Yakın zamana kadar dünyada bir çok insan elektrikli araç almayı çevresel nedenlerin yanı sıra ekonomik açıdan da mantıklı buluyordu.
Öte yandan, bazı ülkelerde elektrikli araç sübvansiyonlarının ve vergi indirimlerinin kaldırılması, makul fiyatlı modellerin eksikliği, artan sigorta primleri, yüksek onarım maliyetleri ve ikinci el satış değerinin düşeceğine dair endişeler, insanların tercih nedenlerine ilişkin bu denklemi bozdu.
Hali hazırda şarj altyapısına ilişkin endişeler devam ederken, bir de bu araçların tüketiciye olan maliyetinin artması elektrikli araçlara olan adaptasyonu yavaşlattı.
BloombergNEF, geçtiğimiz yıl için toplam sıfır elektrikli araç satışının yüzde 29 arttığını tahmin ediyor. Bu oran önceki yılın yarısından daha az gerçekleşiyor. Bu yıl satışlardaki büyümenin daha da yavaşlayarak yüzde 21’e düşeceği öngörülüyor.
Danışmanlık firması JSC Automotive’in genel müdürü Jochen Siebert “Elektrikli araçları ilk başta benimseyen kesim bir elektrikli araca sahip olmanın olumsuz yanlarına karşı daha uyumlu.
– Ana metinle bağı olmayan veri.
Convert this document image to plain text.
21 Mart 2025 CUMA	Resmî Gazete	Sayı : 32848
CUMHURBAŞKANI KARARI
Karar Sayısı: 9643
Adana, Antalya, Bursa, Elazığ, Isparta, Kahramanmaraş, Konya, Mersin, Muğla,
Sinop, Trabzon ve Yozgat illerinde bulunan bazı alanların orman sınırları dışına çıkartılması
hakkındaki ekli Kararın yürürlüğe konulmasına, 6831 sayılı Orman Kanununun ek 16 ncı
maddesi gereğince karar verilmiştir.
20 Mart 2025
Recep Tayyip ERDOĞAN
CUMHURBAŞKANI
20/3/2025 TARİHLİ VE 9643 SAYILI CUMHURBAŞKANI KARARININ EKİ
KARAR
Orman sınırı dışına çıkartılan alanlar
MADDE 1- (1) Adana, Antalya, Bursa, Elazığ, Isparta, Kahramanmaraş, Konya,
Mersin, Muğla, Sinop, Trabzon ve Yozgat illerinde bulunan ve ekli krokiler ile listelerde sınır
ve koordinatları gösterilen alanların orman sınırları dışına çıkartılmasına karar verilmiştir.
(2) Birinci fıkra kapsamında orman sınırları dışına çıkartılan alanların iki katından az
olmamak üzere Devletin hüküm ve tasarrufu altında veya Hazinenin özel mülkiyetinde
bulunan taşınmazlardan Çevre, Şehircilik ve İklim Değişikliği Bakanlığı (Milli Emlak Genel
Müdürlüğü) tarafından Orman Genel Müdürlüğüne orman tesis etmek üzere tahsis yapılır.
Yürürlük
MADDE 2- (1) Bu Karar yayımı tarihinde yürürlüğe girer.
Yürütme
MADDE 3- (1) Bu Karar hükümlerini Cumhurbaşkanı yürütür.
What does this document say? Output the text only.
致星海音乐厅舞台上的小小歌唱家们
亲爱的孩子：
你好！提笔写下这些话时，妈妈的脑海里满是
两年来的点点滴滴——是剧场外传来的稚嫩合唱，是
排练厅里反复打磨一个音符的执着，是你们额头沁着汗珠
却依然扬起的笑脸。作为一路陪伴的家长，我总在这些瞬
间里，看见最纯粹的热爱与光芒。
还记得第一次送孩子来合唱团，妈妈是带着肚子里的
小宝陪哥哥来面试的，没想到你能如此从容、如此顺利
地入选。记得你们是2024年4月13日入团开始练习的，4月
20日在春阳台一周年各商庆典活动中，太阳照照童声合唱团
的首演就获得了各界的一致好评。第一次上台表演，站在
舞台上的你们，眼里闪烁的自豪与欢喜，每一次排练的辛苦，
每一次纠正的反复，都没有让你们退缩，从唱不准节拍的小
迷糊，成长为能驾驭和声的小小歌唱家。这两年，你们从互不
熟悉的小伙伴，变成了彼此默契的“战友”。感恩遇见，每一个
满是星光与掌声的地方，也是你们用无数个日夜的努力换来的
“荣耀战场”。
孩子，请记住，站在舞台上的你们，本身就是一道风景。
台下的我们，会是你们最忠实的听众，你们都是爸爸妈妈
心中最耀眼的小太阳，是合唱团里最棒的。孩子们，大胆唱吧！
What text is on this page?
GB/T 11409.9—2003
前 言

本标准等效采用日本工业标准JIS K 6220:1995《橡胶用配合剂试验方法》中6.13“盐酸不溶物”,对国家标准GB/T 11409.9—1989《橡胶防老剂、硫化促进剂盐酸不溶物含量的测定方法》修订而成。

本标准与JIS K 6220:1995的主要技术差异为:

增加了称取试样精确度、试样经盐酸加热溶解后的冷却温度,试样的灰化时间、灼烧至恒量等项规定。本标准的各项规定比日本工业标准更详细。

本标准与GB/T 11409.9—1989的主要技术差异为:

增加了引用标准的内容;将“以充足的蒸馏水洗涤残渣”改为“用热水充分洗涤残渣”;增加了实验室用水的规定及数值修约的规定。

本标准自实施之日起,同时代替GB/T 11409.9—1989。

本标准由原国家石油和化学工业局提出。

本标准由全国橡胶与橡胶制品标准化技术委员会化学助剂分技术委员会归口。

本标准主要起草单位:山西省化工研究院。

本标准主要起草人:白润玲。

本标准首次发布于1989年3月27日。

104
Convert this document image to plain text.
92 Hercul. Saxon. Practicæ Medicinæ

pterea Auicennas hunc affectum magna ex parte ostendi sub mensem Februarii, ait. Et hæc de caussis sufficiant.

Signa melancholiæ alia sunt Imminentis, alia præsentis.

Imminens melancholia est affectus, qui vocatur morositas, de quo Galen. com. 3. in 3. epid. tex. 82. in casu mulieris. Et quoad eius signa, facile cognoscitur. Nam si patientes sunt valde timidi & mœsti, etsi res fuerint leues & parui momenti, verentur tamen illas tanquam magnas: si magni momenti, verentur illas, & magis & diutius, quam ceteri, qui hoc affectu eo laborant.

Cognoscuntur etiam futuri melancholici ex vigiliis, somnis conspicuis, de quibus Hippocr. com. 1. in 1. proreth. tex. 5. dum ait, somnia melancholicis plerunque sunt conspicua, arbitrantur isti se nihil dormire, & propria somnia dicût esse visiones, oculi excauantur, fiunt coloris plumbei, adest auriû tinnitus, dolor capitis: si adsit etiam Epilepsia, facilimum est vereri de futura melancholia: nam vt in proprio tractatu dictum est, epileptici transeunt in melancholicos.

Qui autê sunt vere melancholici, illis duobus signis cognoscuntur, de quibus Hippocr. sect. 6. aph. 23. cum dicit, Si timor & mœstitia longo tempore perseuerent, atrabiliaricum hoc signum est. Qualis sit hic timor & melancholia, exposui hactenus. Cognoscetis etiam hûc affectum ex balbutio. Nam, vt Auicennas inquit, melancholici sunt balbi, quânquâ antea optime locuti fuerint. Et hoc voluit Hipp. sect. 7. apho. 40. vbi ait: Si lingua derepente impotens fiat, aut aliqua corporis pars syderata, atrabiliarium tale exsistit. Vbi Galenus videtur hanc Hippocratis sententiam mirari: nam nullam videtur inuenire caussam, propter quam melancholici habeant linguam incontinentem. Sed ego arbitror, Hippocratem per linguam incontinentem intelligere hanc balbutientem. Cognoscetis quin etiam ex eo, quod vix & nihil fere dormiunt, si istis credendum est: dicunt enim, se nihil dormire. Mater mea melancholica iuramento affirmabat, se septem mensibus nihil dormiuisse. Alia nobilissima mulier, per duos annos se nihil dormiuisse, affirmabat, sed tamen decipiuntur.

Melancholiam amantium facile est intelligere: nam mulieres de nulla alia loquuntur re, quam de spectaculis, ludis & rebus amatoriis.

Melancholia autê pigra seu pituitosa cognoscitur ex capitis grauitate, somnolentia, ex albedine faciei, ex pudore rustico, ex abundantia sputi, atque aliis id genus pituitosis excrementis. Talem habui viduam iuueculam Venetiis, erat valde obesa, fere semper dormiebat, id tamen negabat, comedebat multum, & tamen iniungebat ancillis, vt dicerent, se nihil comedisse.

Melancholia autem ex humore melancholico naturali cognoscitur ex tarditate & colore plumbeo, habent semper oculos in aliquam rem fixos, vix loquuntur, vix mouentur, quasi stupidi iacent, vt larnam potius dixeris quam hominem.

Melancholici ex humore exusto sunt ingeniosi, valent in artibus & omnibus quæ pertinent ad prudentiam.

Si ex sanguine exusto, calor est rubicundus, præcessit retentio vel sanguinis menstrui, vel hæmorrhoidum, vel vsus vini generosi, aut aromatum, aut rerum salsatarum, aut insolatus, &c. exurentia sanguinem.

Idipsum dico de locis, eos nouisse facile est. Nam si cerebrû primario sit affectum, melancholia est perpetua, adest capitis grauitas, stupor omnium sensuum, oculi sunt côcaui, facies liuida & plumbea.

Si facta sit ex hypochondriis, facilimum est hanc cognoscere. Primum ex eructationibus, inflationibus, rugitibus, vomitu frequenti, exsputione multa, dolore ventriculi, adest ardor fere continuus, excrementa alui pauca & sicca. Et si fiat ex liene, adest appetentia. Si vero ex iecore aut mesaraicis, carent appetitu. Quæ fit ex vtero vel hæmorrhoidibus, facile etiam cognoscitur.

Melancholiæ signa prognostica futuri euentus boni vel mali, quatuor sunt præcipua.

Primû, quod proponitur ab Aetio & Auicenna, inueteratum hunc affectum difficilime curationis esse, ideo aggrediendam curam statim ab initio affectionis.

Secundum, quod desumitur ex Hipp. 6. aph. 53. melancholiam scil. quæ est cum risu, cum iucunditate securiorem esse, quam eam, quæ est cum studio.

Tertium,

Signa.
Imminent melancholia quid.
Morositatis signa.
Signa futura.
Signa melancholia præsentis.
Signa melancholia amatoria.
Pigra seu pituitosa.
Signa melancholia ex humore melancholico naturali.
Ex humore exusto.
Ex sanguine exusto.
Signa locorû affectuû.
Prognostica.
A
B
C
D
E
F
Pazar bu öncü müşterilerden uzaklaştı ve çoğu tüketici sadece ‘yaşam tarzları için mantıklı’ bir araca ihtiyaç duyuyor” şeklinde konuştu.
Bloomberg Intelligence analistlerinden Steve Man’e göre ABD’de elektrikli araçların benimsenmesini yavaşlatan başlıca etkenler, uygun fiyatlı modellerin eksikliği ve yüksek borçlanma faiz oranları.
Man, birçok otomobil üreticisinin 2026’ya kadar 25 bin ila 40 bin dolar arasında fiyatlandırılan daha uygun fiyatlı elektrikli aracı piyasaya sürmeyi planladığını ifade etti.
Tesla ise bu hafta yaptığı açıklamada daha düşük maliyetli bir araç için planlarının ilerlediğini söyledi.